Et, il met surtout en exergue le fait que « nous sommes liés par des contrats de subventions ou de prêts. Et le contrat fait la loi des parties. Il prévoit effectivement de ne pas vendre et il prévoit les sanctions. La convention signée entre les deux parties stipule ainsi : « En cas de non-respect par le bénéficiaire desdits engagements la caisse pourra résilier la présente convention et ramener son aide au montant des sommes déjà versées sans autre formalité que l’envoi d’une notification par lettre recommandée. (…). Dans le cas ou une partie du prêt aurait été versée un nouvel échéancier de remboursement du prêt à hauteur des sommes perçues sera notifié au bénéficiaire ». Elle pourra également demander le remboursement des sommes versées. Il n’est nulle part écrit dans les contrats que la Carsat peut demander l’interdiction d’une vente.

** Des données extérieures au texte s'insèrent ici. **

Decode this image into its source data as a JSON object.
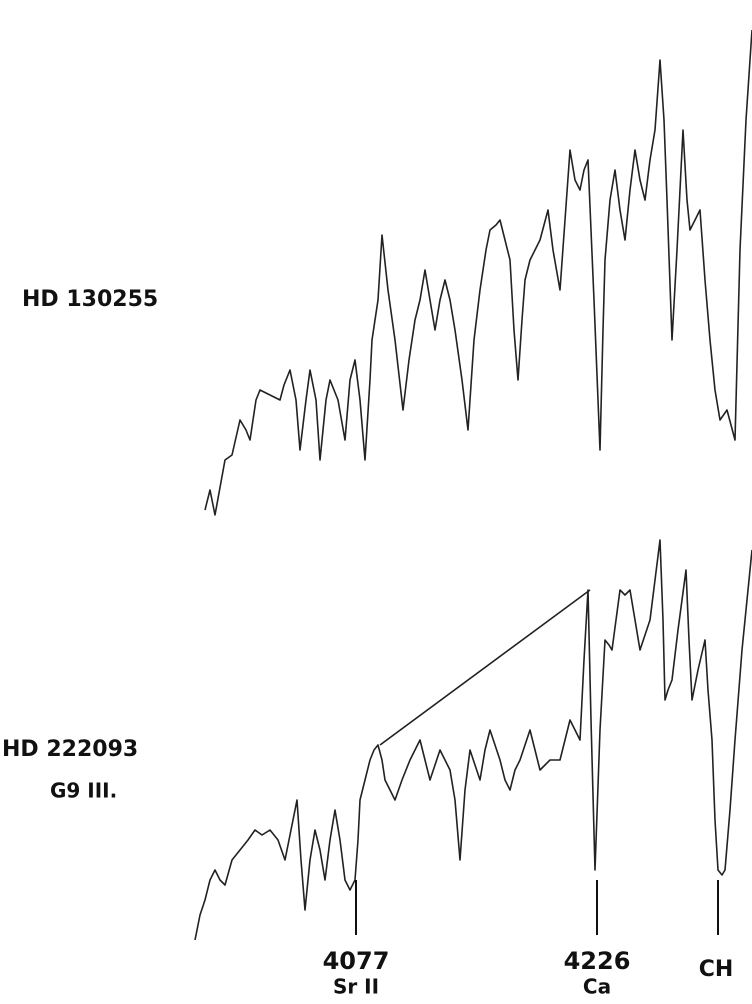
{
  "stars": [
    {
      "name": "HD 130255"
    },
    {
      "name": "HD 222093",
      "spectral_type": "G9 III."
    }
  ],
  "lines": [
    {
      "wavelength": "4077",
      "element": "Sr II"
    },
    {
      "wavelength": "4226",
      "element": "Ca"
    },
    {
      "wavelength": "CH"
    }
  ]
}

Une interdiction de vente qui conduirait, au nom d’une bonne gestion, à un dépôt de bilan.»
Une fois ceci posé Me Bensa rappelle que le Roy d’Espagne a toujours eu du mal à faire le plein « car, mal desservi en transport en commun il ne permet pas aux résidents de sortir autant qu’ils le voudraient ». Il ne manque pas de signaler l’impact tragique du Covid : « Cela a conduit la résidence qui devait avoir un taux de remplissage de 79 personnes pour être rentable à n’accueillir que 51 résidents et 5 aujourd’hui ». Il précise que «ce sont le commissaire aux comptes et le cabinet KPMG qui ont conclu qu’une vente s’imposait pour éviter un dépôt de bilan à l’Entraide». Il note par ailleurs : « C’est une somme totale de 763 923 euros au titre de prêt et subvention qui devait être débloquée par la Carsat pour l’exécution de travaux imposés (mise en conformité), le montant versé à ce jour s’élevant à 588 662 euros, soit un solde à débloquer au profit de l’Entraide, de 175 261 euros ». Sachant que les subventions et aides financières « ont permis de réaliser la totalité des travaux prévus ». Il signale enfin d’une part que l’Entraide est une association à but non lucratif et, d’autre part que, à la suite du Covid, 35 établissements pour seniors ont fermé dans le département.